This miniature portrait is unsigned but has been attributed to Richard Morrell Staigg (1817-1881) who worked in Boston and New York.
Staigg was a successful artist who in the 1870 census, could still describe his occupation as "Portrait Painter" despite the competition from photography and disclose assets of $6500. However, he had switched to large oil portraits and landscapes around 1860. He again described himself as portrait painter in the 1880 census and the family still had two servants at that time.
The miniature is very unusual in that it is painted on a sheet of fine paper glued to a very thin wooden board, only about two millimetres thick.
In the whole of this collection there are only two other miniatures painted on such a base. They are a pair by a French artist. In all three instances, the grain of the fine paper when glued to board and painted in oils, almost gives the impression of very fine canvas.
The reverse of the miniature has a short inscription, which unfortunately does not give the name of the artist or the sitter. It reads "Painted Dec'br 1845". However, even a date is valuable information as it assists in two ways. Firstly, it gives a date to specific clothes styles which can be used to date other miniatures. Secondly, as in this case it assists with an attribution, in that a date narrows down possible attributions to artists who were working in a given place at a particular point in time.
The reasons for attributing this portrait to Staigg are similar to those for attributing another miniature to him, which was acquired earlier this year, see Staigg, Richard Morrell - portrait of Colonel Will... A close up of that miniature is shown here for comparison. The way of painting the hair is the same, as are the colours used for the facial features, the different tones being a result of one being painted on ivory and the other on board. There are other similarities, e.g. both portraits also have a tiny touch of bright white on the tips of the collars.
Other reasons for the attribution, include the following comment by Johnson; "Staigg's mature palette is a medley of luminous pastel hues for the flesh and rich, deep tones in the clothing and background. His miniatures have the richness of small oil paintings."
That is very much the case with this miniature, which is actually only 100 mm x 80 mm, but looks from the image here, as if it could easily be 100 cm x 80 cm (40 in x 32 in).
Johnson further comments; "Miniatures (by Staigg) from the late 1830's to the mid-forties are rectangular and are signed on the backing paper; later works are larger and oval in shape".
In addition this new miniature was acquired from Feeding Hills, Massachusetts, which is less than 100 miles from Boston, where Staigg was working between 1841-1852, and 1845 is right in the middle of this period.

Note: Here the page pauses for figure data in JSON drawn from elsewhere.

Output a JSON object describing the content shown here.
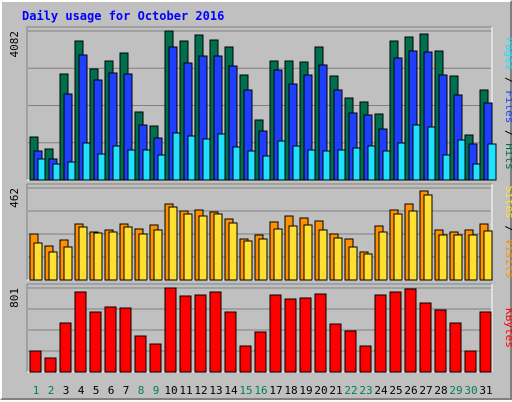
{
  "chart_data": [
    {
      "type": "bar",
      "title": "Daily usage for October 2016",
      "ylabel": "Pages / Files / Hits",
      "ytick": "4082",
      "ylim": [
        0,
        4082
      ],
      "categories": [
        "1",
        "2",
        "3",
        "4",
        "5",
        "6",
        "7",
        "8",
        "9",
        "10",
        "11",
        "12",
        "13",
        "14",
        "15",
        "16",
        "17",
        "18",
        "19",
        "20",
        "21",
        "22",
        "23",
        "24",
        "25",
        "26",
        "27",
        "28",
        "29",
        "30",
        "31"
      ],
      "weekend_days": [
        "1",
        "2",
        "8",
        "9",
        "15",
        "16",
        "22",
        "23",
        "29",
        "30"
      ],
      "series": [
        {
          "name": "Hits",
          "color": "#006f4f",
          "values": [
            1170,
            855,
            2905,
            3805,
            3045,
            3250,
            3470,
            1855,
            1470,
            4082,
            3815,
            3985,
            3825,
            3645,
            2880,
            1645,
            3250,
            3250,
            3225,
            3645,
            2855,
            2260,
            2140,
            1800,
            3805,
            3925,
            4000,
            3535,
            2840,
            1245,
            2475
          ]
        },
        {
          "name": "Files",
          "color": "#1f3fff",
          "values": [
            795,
            585,
            2345,
            3435,
            2735,
            2935,
            2910,
            1495,
            1140,
            3635,
            3210,
            3390,
            3385,
            3125,
            2460,
            1335,
            3000,
            2625,
            2865,
            3145,
            2460,
            1845,
            1785,
            1400,
            3345,
            3540,
            3495,
            2885,
            2340,
            975,
            2120
          ]
        },
        {
          "name": "Pages",
          "color": "#20e0ff",
          "values": [
            575,
            425,
            495,
            1000,
            715,
            935,
            835,
            825,
            675,
            1285,
            1205,
            1130,
            1265,
            905,
            795,
            665,
            1060,
            945,
            815,
            805,
            820,
            865,
            925,
            790,
            1025,
            1520,
            1465,
            680,
            1105,
            435,
            975
          ]
        }
      ]
    },
    {
      "type": "bar",
      "ylabel": "Sites / Visits",
      "ytick": "462",
      "ylim": [
        0,
        462
      ],
      "categories": [
        "1",
        "2",
        "3",
        "4",
        "5",
        "6",
        "7",
        "8",
        "9",
        "10",
        "11",
        "12",
        "13",
        "14",
        "15",
        "16",
        "17",
        "18",
        "19",
        "20",
        "21",
        "22",
        "23",
        "24",
        "25",
        "26",
        "27",
        "28",
        "29",
        "30",
        "31"
      ],
      "series": [
        {
          "name": "Visits",
          "color": "#ff9000",
          "values": [
            230,
            170,
            200,
            280,
            240,
            250,
            280,
            255,
            275,
            380,
            345,
            350,
            340,
            305,
            205,
            225,
            290,
            320,
            310,
            295,
            230,
            205,
            140,
            270,
            350,
            380,
            445,
            250,
            240,
            250,
            280
          ]
        },
        {
          "name": "Sites",
          "color": "#ffe030",
          "values": [
            185,
            140,
            165,
            265,
            235,
            240,
            265,
            230,
            250,
            365,
            330,
            320,
            330,
            285,
            195,
            205,
            255,
            270,
            275,
            250,
            210,
            165,
            130,
            240,
            330,
            345,
            425,
            225,
            225,
            225,
            245
          ]
        }
      ]
    },
    {
      "type": "bar",
      "ylabel": "KBytes",
      "ytick": "801",
      "ylim": [
        0,
        801
      ],
      "categories": [
        "1",
        "2",
        "3",
        "4",
        "5",
        "6",
        "7",
        "8",
        "9",
        "10",
        "11",
        "12",
        "13",
        "14",
        "15",
        "16",
        "17",
        "18",
        "19",
        "20",
        "21",
        "22",
        "23",
        "24",
        "25",
        "26",
        "27",
        "28",
        "29",
        "30",
        "31"
      ],
      "series": [
        {
          "name": "KBytes",
          "color": "#ff0000",
          "values": [
            205,
            135,
            470,
            760,
            575,
            620,
            610,
            345,
            265,
            801,
            725,
            735,
            760,
            575,
            250,
            380,
            730,
            695,
            705,
            740,
            455,
            395,
            250,
            730,
            765,
            790,
            655,
            590,
            465,
            200,
            570
          ]
        }
      ]
    }
  ]
}
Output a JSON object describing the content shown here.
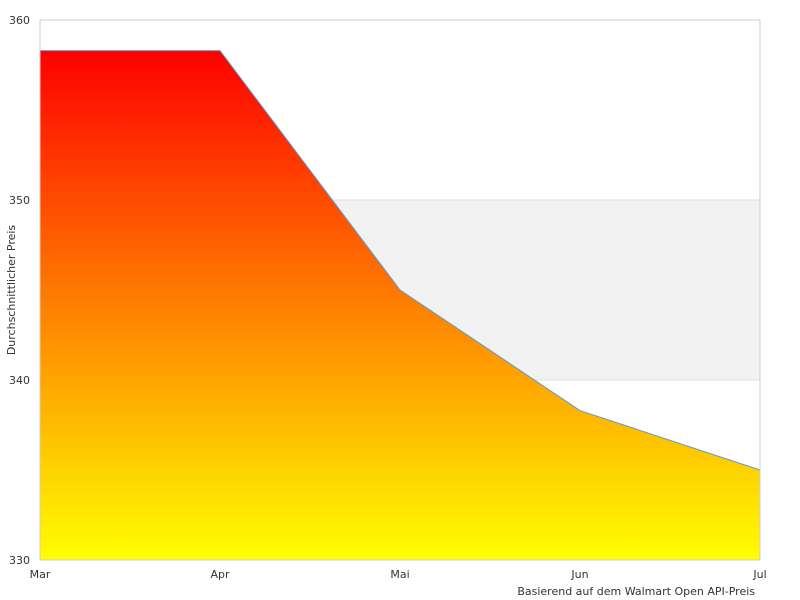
{
  "chart_data": {
    "type": "area",
    "categories": [
      "Mar",
      "Apr",
      "Mai",
      "Jun",
      "Jul"
    ],
    "series": [
      {
        "values": [
          358.3,
          358.3,
          345.0,
          338.3,
          335.0
        ]
      }
    ],
    "ylabel": "Durchschnittlicher Preis",
    "xlabel": "",
    "ylim": [
      330,
      360
    ],
    "yticks": [
      "330",
      "340",
      "350",
      "360"
    ],
    "grid": true,
    "band": [
      340,
      350
    ],
    "source_note": "Basierend auf dem Walmart Open API-Preis",
    "colors": {
      "gradient_top": "#ff0000",
      "gradient_bottom": "#ffff00",
      "line": "#5b9bd5",
      "band": "#f2f2f2",
      "grid": "#dddddd",
      "frame": "#cccccc"
    }
  }
}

The reasons for the miniature being on board are uncertain, but there are several possible factors. The date of 1845 was a time when strong competition was felt from photography, which was introduced in 1840. Thus Staigg may have been experimenting with lower cost materials at about the same time as he switched from a rectangular to an oval format. Alternatively, there may have been a shortage of ivory at the time, or it may even be a study for a large oil, as he did also paint large portraits.